= Adopt-A-Minefield =

British charity

Adopt-A-Minefield is a British charity which raises awareness about landmines and their associated problems, and raises funds to clear minefields and help survivors of landmine accidents. It has raised over US$17 million (approximately £9.5 million) since it was established in the 1990s, enabling it to clear minefields in 126 villages in Afghanistan, Angola, Bosnia-Herzegovina, Cambodia, Croatia, Iraq, Laos, Mozambique and Vietnam.

No More Landmines was a partner organization. However, according to current records of the UK Charity Commission, The No More Landmines Trust Number 1110770 which has the working name of Adopt-A-Minefield was registered with them on 8 August 2008 and was removed on 20 January 2015 and marked as Ceased to Exist. There is no active website for either named organisation although there is information on line of many organisations that remove mines.

In 2006, Heather Mills, the ex-wife of Sir Paul McCartney, pledged to give a "large majority" of her £24.3 million divorce payment to the Adopt-A-Minefield organization. No donation had been made as of September 2008.

Adopt-A-Minefield was established by UNA Trust, a body associated with the United Nations Association UK. Mills and McCartney are its patrons. Other supporters include Twiggy and David Knopfler.

Gala fund-raising events were produced from 2001 to 2005 at hotels in Century City and Beverly Hills, California, with a diverse array of guest speakers in the landmine activist community from all around the world. The evenings concluded with dynamic performances by Sir Paul McCartney and his band, special musical guests, and was hosted by comedian and Tonight Show host Jay Leno. McCartney performed with guests Paul Simon (2001), Brian Wilson (2002), James Taylor (2003), Neil Young (2004), and Tony Bennett (2005). Some events also took place in Europe that featured performances of Paul with Yusuf Islam and Robin Gibb of the Bee Gees.
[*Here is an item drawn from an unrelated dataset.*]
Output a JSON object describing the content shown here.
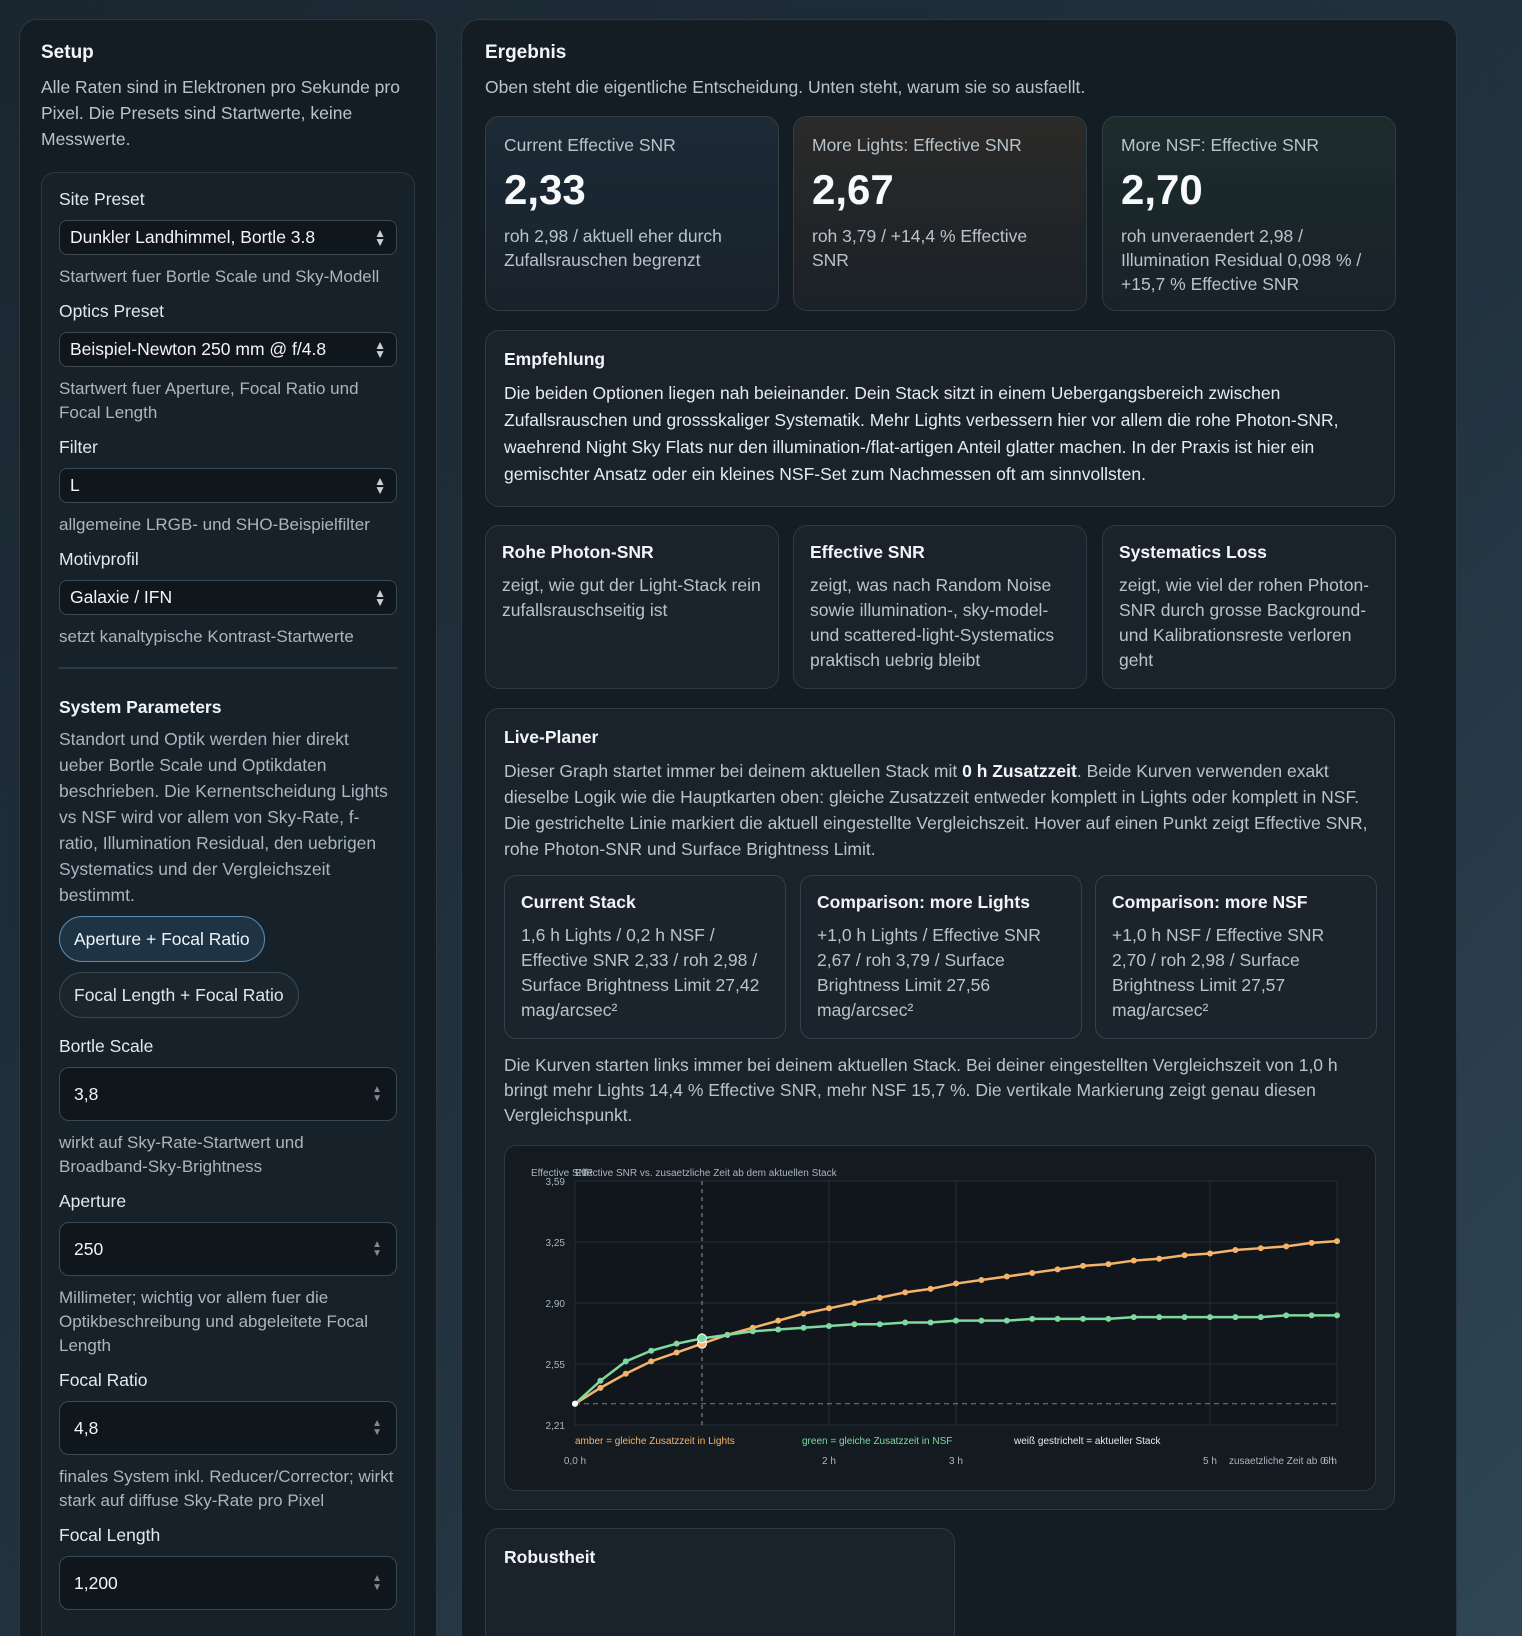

'Night of A Thousand Dinners' consisted of a variety of popular fund-raising events around the world including dinners in private homes and restaurants in New York City and London and a live music event in a local nightclub in Indianapolis, Indiana that featured a speaker from the Office of Weapons Removal and Abatement at the State Department in Washington, D.C., and a performance by a music artist who had once played in a band with guitarist Jimi Hendrix.